Restoring the backup of production’s content DB over foo2’s content DB made the Site Ids and Database Ids in f001 and f002 identical. The farm knows that these ids in the attempted restore of foo2 is already used by another site, hence why the current number of sites is listed as 0.
The fix is in.
Ok, so there are two identical content databases on my farm server with the same ids. Now what? Well, there’s not much you can do. I thought some behind-the-scenes trickery would work, such as manually updating site id and database id values. There are various posts on the interwebs that describe nefarious procedures to manually correct the problem, none of which really fit the bill.
Ultimately this did the trick:
- Restore the production content DB over the top of foo1.foocompelsyou.com’s content db.
- Using central admin, remove any existing content databases from foo2.foocompelsyou.com.
- Again using central admin, create a new content database for foo2.foocompelsyou.com.

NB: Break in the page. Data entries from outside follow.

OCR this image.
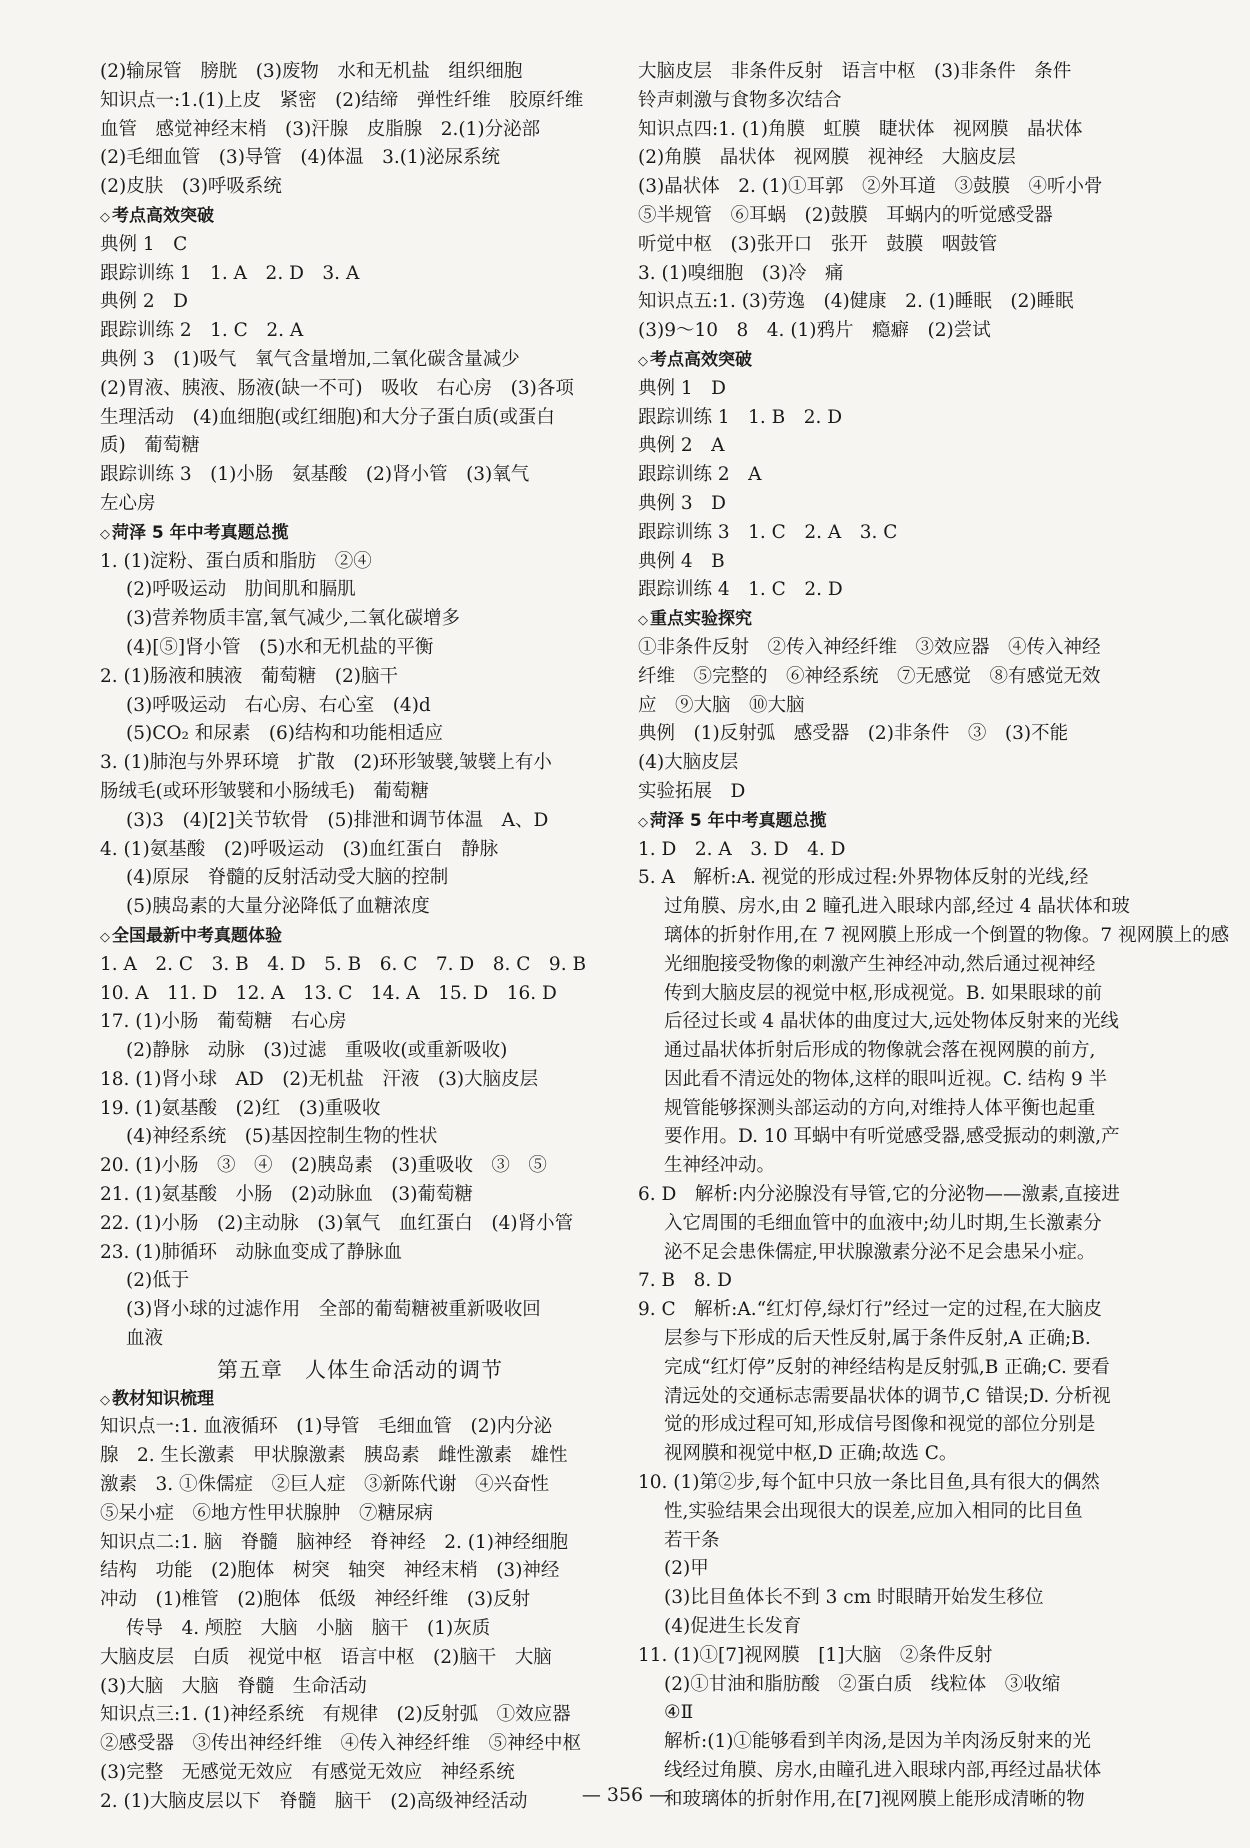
(2)输尿管　膀胱　(3)废物　水和无机盐　组织细胞
知识点一:1.(1)上皮　紧密　(2)结缔　弹性纤维　胶原纤维
血管　感觉神经末梢　(3)汗腺　皮脂腺　2.(1)分泌部
(2)毛细血管　(3)导管　(4)体温　3.(1)泌尿系统
(2)皮肤　(3)呼吸系统
◇ 考点高效突破
典例 1　C
跟踪训练 1　1. A　2. D　3. A
典例 2　D
跟踪训练 2　1. C　2. A
典例 3　(1)吸气　氧气含量增加,二氧化碳含量减少
(2)胃液、胰液、肠液(缺一不可)　吸收　右心房　(3)各项
生理活动　(4)血细胞(或红细胞)和大分子蛋白质(或蛋白
质)　葡萄糖
跟踪训练 3　(1)小肠　氨基酸　(2)肾小管　(3)氧气
左心房
◇ 菏泽 5 年中考真题总揽
1. (1)淀粉、蛋白质和脂肪　②④
(2)呼吸运动　肋间肌和膈肌
(3)营养物质丰富,氧气减少,二氧化碳增多
(4)[⑤]肾小管　(5)水和无机盐的平衡
2. (1)肠液和胰液　葡萄糖　(2)脑干
(3)呼吸运动　右心房、右心室　(4)d
(5)CO₂ 和尿素　(6)结构和功能相适应
3. (1)肺泡与外界环境　扩散　(2)环形皱襞,皱襞上有小
肠绒毛(或环形皱襞和小肠绒毛)　葡萄糖
(3)3　(4)[2]关节软骨　(5)排泄和调节体温　A、D
4. (1)氨基酸　(2)呼吸运动　(3)血红蛋白　静脉
(4)原尿　脊髓的反射活动受大脑的控制
(5)胰岛素的大量分泌降低了血糖浓度
◇ 全国最新中考真题体验
1. A　2. C　3. B　4. D　5. B　6. C　7. D　8. C　9. B
10. A　11. D　12. A　13. C　14. A　15. D　16. D
17. (1)小肠　葡萄糖　右心房
(2)静脉　动脉　(3)过滤　重吸收(或重新吸收)
18. (1)肾小球　AD　(2)无机盐　汗液　(3)大脑皮层
19. (1)氨基酸　(2)红　(3)重吸收
(4)神经系统　(5)基因控制生物的性状
20. (1)小肠　③　④　(2)胰岛素　(3)重吸收　③　⑤
21. (1)氨基酸　小肠　(2)动脉血　(3)葡萄糖
22. (1)小肠　(2)主动脉　(3)氧气　血红蛋白　(4)肾小管
23. (1)肺循环　动脉血变成了静脉血
(2)低于
(3)肾小球的过滤作用　全部的葡萄糖被重新吸收回
血液
第五章　人体生命活动的调节
◇ 教材知识梳理
知识点一:1. 血液循环　(1)导管　毛细血管　(2)内分泌
腺　2. 生长激素　甲状腺激素　胰岛素　雌性激素　雄性
激素　3. ①侏儒症　②巨人症　③新陈代谢　④兴奋性
⑤呆小症　⑥地方性甲状腺肿　⑦糖尿病
知识点二:1. 脑　脊髓　脑神经　脊神经　2. (1)神经细胞
结构　功能　(2)胞体　树突　轴突　神经末梢　(3)神经
冲动　(1)椎管　(2)胞体　低级　神经纤维　(3)反射
传导　4. 颅腔　大脑　小脑　脑干　(1)灰质
大脑皮层　白质　视觉中枢　语言中枢　(2)脑干　大脑
(3)大脑　大脑　脊髓　生命活动
知识点三:1. (1)神经系统　有规律　(2)反射弧　①效应器
②感受器　③传出神经纤维　④传入神经纤维　⑤神经中枢
(3)完整　无感觉无效应　有感觉无效应　神经系统
2. (1)大脑皮层以下　脊髓　脑干　(2)高级神经活动
大脑皮层　非条件反射　语言中枢　(3)非条件　条件
铃声刺激与食物多次结合
知识点四:1. (1)角膜　虹膜　睫状体　视网膜　晶状体
(2)角膜　晶状体　视网膜　视神经　大脑皮层
(3)晶状体　2. (1)①耳郭　②外耳道　③鼓膜　④听小骨
⑤半规管　⑥耳蜗　(2)鼓膜　耳蜗内的听觉感受器
听觉中枢　(3)张开口　张开　鼓膜　咽鼓管
3. (1)嗅细胞　(3)冷　痛
知识点五:1. (3)劳逸　(4)健康　2. (1)睡眠　(2)睡眠
(3)9～10　8　4. (1)鸦片　瘾癖　(2)尝试
◇ 考点高效突破
典例 1　D
跟踪训练 1　1. B　2. D
典例 2　A
跟踪训练 2　A
典例 3　D
跟踪训练 3　1. C　2. A　3. C
典例 4　B
跟踪训练 4　1. C　2. D
◇ 重点实验探究
①非条件反射　②传入神经纤维　③效应器　④传入神经
纤维　⑤完整的　⑥神经系统　⑦无感觉　⑧有感觉无效
应　⑨大脑　⑩大脑
典例　(1)反射弧　感受器　(2)非条件　③　(3)不能
(4)大脑皮层
实验拓展　D
◇ 菏泽 5 年中考真题总揽
1. D　2. A　3. D　4. D
5. A　解析:A. 视觉的形成过程:外界物体反射的光线,经
过角膜、房水,由 2 瞳孔进入眼球内部,经过 4 晶状体和玻
璃体的折射作用,在 7 视网膜上形成一个倒置的物像。7 视网膜上的感
光细胞接受物像的刺激产生神经冲动,然后通过视神经
传到大脑皮层的视觉中枢,形成视觉。B. 如果眼球的前
后径过长或 4 晶状体的曲度过大,远处物体反射来的光线
通过晶状体折射后形成的物像就会落在视网膜的前方,
因此看不清远处的物体,这样的眼叫近视。C. 结构 9 半
规管能够探测头部运动的方向,对维持人体平衡也起重
要作用。D. 10 耳蜗中有听觉感受器,感受振动的刺激,产
生神经冲动。
6. D　解析:内分泌腺没有导管,它的分泌物——激素,直接进
入它周围的毛细血管中的血液中;幼儿时期,生长激素分
泌不足会患侏儒症,甲状腺激素分泌不足会患呆小症。
7. B　8. D
9. C　解析:A.“红灯停,绿灯行”经过一定的过程,在大脑皮
层参与下形成的后天性反射,属于条件反射,A 正确;B.
完成“红灯停”反射的神经结构是反射弧,B 正确;C. 要看
清远处的交通标志需要晶状体的调节,C 错误;D. 分析视
觉的形成过程可知,形成信号图像和视觉的部位分别是
视网膜和视觉中枢,D 正确;故选 C。
10. (1)第②步,每个缸中只放一条比目鱼,具有很大的偶然
性,实验结果会出现很大的误差,应加入相同的比目鱼
若干条
(2)甲
(3)比目鱼体长不到 3 cm 时眼睛开始发生移位
(4)促进生长发育
11. (1)①[7]视网膜　[1]大脑　②条件反射
(2)①甘油和脂肪酸　②蛋白质　线粒体　③收缩
④Ⅱ
解析:(1)①能够看到羊肉汤,是因为羊肉汤反射来的光
线经过角膜、房水,由瞳孔进入眼球内部,再经过晶状体
和玻璃体的折射作用,在[7]视网膜上能形成清晰的物
— 356 —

- STSADM -o backup -url http://foo1.foocompelsyou.com -filename c:\temp\foo1.bak
- STSADM -o restore http://foo2.foocompelsyou.com -filename c:\temp\foo1.bak
And *poof*, foo2 is back in business.
In an ideal world …
The second foo site on staging, foo2.foocompelsyou.com, is essentially a deployment/QA test site. If there were a completely separate farm for foo2, this would not have been an issue at all. In our case there’s not enough spare iron or virtual space to create a new farm instance.
Well, that’s all I have on this one. Happy SharePointing.